Я расхохотался во все горло. Станислав прибавил:
– Чтобы их черти взяли! И ушел.
Я уснул, став немного веселее от его беседы, которой я представляю тебе только отрывок.
В настоящем письме моем я хочу прислать тебе дополнение своих наблюдений над дедом и страной (видишь, я даже изучаю здешний язык), но ни того, ни другого не понимаю, в особенности богатств конюшего: все говорят, что он богат, долгов не имеет, а прислушиваясь и присматриваясь ко всему, я вижу непонятную для меня бережливость, даже скупость, слышу одни лишь жалобы на тяжелые времена. Вероятно есть ключ к этой загадке, которого я еще не нашел. Нигде нет признака богатства!

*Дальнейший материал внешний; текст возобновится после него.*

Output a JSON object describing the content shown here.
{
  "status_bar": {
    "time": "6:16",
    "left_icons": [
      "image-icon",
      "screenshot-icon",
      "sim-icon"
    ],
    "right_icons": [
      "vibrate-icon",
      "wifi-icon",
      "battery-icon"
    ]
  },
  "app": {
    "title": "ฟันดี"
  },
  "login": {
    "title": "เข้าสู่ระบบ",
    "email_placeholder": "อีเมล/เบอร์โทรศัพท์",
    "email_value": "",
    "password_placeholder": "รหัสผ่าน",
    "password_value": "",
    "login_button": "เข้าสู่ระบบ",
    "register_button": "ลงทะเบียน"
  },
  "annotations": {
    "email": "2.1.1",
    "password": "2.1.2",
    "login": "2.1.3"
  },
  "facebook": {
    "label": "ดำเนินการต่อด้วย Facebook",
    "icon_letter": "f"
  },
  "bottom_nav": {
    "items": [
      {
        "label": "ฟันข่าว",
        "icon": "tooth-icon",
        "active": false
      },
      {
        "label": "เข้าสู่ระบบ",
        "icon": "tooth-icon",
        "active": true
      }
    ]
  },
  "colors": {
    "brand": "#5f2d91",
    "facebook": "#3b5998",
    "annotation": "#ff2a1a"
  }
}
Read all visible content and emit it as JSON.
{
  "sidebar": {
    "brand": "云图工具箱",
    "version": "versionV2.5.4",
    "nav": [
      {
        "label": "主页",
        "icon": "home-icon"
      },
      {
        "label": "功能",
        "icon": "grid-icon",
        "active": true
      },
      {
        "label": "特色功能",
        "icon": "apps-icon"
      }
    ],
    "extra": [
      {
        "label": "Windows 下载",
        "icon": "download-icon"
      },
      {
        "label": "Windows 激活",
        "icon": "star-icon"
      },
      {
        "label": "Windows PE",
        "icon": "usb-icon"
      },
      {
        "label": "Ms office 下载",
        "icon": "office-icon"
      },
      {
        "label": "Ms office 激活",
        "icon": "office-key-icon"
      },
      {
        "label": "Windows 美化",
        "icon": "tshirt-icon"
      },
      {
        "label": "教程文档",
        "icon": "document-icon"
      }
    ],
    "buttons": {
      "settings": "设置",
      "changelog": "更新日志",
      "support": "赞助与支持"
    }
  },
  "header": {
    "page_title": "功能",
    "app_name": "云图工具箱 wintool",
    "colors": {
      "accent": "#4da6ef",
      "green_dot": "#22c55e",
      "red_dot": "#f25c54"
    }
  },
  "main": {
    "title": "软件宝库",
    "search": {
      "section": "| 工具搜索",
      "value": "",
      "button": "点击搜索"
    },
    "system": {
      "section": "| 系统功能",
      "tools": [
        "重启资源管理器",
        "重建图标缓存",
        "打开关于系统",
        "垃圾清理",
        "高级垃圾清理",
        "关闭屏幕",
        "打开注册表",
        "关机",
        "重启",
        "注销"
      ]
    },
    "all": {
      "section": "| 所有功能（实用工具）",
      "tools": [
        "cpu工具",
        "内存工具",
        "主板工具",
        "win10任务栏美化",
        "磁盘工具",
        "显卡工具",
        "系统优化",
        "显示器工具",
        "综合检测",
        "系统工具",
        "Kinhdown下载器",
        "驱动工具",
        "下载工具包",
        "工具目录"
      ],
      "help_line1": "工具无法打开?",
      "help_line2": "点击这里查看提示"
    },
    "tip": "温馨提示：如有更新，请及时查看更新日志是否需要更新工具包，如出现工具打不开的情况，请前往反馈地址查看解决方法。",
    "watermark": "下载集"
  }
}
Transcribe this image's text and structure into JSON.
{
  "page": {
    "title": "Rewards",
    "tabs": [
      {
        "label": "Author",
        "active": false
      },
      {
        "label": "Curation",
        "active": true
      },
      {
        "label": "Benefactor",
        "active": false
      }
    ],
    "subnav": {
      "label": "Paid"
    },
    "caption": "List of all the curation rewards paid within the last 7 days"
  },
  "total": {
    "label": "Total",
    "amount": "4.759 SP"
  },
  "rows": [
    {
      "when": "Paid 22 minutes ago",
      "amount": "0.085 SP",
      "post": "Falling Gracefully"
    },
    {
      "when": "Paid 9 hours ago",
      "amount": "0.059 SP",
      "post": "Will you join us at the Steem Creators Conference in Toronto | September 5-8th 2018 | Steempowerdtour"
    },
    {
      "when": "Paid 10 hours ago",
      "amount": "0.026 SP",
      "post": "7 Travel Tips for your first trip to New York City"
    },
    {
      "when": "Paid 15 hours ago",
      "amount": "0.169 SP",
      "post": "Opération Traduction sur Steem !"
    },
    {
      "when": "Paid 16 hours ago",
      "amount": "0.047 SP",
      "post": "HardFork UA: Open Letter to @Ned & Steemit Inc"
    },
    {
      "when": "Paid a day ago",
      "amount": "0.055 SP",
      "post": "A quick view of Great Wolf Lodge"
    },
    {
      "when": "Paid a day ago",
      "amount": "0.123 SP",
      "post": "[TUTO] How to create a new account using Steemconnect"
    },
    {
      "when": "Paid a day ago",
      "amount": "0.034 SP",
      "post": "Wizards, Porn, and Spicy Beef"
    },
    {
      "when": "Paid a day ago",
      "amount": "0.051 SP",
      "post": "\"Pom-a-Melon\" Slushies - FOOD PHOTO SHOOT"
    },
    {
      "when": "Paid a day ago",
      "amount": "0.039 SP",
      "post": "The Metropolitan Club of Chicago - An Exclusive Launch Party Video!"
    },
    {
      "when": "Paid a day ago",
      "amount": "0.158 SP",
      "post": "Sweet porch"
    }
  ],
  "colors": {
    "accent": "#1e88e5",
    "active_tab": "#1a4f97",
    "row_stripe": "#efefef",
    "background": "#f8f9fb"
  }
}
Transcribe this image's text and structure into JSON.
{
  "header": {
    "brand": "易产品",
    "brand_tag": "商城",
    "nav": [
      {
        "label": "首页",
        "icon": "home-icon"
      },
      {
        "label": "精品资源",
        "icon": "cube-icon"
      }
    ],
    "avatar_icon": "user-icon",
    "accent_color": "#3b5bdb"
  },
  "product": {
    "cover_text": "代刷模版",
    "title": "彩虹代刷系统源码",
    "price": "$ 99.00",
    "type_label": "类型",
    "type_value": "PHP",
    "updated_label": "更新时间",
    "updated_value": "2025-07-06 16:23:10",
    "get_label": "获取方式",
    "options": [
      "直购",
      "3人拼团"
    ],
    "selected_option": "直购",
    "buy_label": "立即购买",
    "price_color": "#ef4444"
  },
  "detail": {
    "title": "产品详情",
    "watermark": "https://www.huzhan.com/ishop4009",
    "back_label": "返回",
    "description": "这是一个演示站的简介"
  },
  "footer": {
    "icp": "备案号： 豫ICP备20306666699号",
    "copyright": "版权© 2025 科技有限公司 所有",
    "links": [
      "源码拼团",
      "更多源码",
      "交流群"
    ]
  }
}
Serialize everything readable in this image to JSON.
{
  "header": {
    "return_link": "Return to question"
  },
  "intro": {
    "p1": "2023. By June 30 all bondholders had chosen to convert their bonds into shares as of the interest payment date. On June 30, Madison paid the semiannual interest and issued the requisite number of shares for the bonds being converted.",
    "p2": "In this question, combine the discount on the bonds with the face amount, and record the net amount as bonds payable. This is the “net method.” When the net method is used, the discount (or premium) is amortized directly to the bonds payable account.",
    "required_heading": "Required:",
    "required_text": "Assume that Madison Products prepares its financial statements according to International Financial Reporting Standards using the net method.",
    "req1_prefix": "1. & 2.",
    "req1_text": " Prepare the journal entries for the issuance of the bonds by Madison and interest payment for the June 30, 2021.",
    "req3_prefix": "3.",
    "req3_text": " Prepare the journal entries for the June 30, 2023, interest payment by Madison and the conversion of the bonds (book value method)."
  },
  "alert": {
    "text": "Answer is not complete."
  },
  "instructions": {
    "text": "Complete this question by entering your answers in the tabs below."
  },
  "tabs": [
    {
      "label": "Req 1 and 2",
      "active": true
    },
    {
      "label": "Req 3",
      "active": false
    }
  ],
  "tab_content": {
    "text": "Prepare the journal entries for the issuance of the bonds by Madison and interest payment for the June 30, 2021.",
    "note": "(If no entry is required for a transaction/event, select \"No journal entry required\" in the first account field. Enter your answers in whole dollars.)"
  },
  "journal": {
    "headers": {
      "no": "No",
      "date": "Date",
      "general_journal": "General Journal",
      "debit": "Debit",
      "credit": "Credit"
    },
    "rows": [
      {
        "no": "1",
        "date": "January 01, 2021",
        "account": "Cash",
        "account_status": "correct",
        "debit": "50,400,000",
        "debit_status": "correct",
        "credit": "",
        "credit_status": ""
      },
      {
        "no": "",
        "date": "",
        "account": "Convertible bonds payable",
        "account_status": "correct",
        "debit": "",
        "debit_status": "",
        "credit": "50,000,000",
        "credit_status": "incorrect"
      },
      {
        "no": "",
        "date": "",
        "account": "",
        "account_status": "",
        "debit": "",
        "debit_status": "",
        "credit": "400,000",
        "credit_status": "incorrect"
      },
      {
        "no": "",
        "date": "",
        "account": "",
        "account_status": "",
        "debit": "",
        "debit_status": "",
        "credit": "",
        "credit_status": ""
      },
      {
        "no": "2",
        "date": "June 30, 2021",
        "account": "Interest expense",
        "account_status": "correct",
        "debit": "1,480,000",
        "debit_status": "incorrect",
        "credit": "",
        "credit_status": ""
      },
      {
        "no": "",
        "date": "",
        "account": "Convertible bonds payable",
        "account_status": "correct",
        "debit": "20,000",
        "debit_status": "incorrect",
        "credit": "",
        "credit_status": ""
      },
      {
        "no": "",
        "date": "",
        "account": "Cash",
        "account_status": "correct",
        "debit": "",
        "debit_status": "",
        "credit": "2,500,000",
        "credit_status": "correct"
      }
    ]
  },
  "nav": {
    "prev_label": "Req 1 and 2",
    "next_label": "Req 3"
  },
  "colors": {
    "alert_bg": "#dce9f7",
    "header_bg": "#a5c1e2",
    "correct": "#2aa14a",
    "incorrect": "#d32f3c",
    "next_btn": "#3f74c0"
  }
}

Отправляясь на охоту с дедом, я видел множество ветхих зданий, стоящих на поле. Я спросил его, что это такое? Он отвечал мне с улыбкой, почесав затылок:
– Хе! Не видишь что ли, что скирды.
– Что это за скирды? – спросил я.
Конюший помирал со смеху, и ответил, ложась на повозку:
– Хороший вышел бы из тебя хозяин? Это склад хлеба на поле.
– К чему его так много?
– Запас, паничу, запас!
Я насчитал этого запасу несколько десятков, и осмелился спросить деда, зачем он не продаст хотя бы часть этого огромного запаса, если нуждается в деньгах и жалуется на тяжелые времена?
– Разве я банкрот, чтобы распродавать запас! – вскричал он с сердцем.
Поймите же их! Копейки у них нет, охают, жалуются, чуть соберутся – другого разговора у них нет, как о тяжелых временах; покупщиков много, а хлеб гниет на поле, и едят его мыши. В этом есть какая-то тайна; дом моего деда – Эдипова загадка. Пан конюший говорил мне, что в прошедшем году ему предложили провести почтовую дорогу через Тужу-Гору, что, разумеется, оживило бы и обогатило окрестность.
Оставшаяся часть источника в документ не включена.